Metamath Proof Explorer


Theorem cringm4

Description: Commutative/associative law for commutative ring. (Contributed by Thierry Arnoux, 14-Jan-2024)

Ref Expression
Hypotheses cringm4.1
|- B = ( Base ` R )
cringm4.2
|- .x. = ( .r ` R )
Assertion cringm4
|- ( ( R e. CRing /\ ( X e.
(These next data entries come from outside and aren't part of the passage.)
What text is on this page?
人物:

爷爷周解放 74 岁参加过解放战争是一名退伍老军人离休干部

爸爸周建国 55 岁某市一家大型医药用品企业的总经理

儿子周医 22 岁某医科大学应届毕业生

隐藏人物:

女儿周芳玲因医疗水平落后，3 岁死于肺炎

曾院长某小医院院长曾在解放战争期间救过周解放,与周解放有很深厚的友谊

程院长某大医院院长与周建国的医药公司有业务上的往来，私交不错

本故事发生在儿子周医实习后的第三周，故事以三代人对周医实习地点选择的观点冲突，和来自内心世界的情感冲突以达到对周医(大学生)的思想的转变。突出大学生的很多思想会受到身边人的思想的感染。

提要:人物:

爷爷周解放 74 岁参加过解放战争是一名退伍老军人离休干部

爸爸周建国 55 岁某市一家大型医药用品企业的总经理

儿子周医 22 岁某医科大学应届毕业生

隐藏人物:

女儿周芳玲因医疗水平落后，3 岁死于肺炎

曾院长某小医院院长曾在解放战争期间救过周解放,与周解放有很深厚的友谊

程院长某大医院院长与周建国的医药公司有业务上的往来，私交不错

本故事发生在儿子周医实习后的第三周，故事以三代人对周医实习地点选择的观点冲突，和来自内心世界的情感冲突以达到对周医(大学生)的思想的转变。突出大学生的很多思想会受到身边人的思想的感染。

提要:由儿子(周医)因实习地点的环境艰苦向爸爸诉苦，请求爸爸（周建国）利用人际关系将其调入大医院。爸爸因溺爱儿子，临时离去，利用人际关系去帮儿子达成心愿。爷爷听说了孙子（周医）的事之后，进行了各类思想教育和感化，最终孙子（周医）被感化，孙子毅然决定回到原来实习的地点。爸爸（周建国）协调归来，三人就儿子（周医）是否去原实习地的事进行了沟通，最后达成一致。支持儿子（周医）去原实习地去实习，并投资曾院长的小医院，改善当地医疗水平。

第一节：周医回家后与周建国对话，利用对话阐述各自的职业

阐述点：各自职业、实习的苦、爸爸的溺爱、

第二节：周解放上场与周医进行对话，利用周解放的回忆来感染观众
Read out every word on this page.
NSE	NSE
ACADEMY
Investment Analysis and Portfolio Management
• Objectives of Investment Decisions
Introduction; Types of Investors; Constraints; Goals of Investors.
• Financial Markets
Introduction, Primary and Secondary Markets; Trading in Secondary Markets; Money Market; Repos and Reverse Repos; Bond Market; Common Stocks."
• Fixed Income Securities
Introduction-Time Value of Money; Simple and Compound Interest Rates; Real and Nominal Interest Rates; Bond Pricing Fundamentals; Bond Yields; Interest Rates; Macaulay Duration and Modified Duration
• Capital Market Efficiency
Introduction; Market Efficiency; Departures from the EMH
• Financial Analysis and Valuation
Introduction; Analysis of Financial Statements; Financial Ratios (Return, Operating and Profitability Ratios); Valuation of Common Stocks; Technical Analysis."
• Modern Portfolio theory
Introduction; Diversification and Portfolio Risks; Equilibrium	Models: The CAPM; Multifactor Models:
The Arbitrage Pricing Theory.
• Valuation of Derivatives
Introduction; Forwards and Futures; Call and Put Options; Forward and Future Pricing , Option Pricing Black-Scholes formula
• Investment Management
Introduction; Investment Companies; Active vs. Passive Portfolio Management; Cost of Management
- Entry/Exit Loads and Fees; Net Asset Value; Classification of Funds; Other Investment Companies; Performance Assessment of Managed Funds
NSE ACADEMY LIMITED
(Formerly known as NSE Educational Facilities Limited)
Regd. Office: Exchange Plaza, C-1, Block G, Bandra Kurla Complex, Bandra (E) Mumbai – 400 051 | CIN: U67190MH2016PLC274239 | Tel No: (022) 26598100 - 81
B /\ Y e. B ) /\ ( Z e. B /\ W e. B ) ) -> ( ( X .x. Y ) .x. ( Z .x. W ) ) = ( ( X .x. Z ) .x. ( Y .x. W ) ) )

Proof

Step Hyp Ref Expression
1 cringm4.1
 |-  B = ( Base ` R )
2 cringm4.2
 |-  .x. = ( .r ` R )
3 eqid
 |-  ( mulGrp ` R ) = ( mulGrp ` R )
4 3 crngmgp
 |-  ( R e. CRing -> ( mulGrp ` R ) e. CMnd )
5 3 1 mgpbas
 |-  B = ( Base ` ( mulGrp ` R ) )
6 3 2 mgpplusg
 |-  .x. = ( +g ` ( mulGrp ` R ) )
7 5 6 cmn4
 |-  ( ( ( mulGrp ` R ) e. CMnd /\ ( X e. B /\ Y e. B ) /\ ( Z e. B /\ W e. B ) ) -> ( ( X .x. Y ) .x. ( Z .x. W ) ) = ( ( X .x. Z ) .x. ( Y .x. W ) ) )
8 4 7 syl3an1
 |-  ( ( R e. CRing /\ ( X e. B /\ Y e. B ) /\ ( Z e. B /\ W e. B ) ) -> ( ( X .x. Y ) .x. ( Z .x. W ) ) = ( ( X .x. Z ) .x. ( Y .x. W ) ) )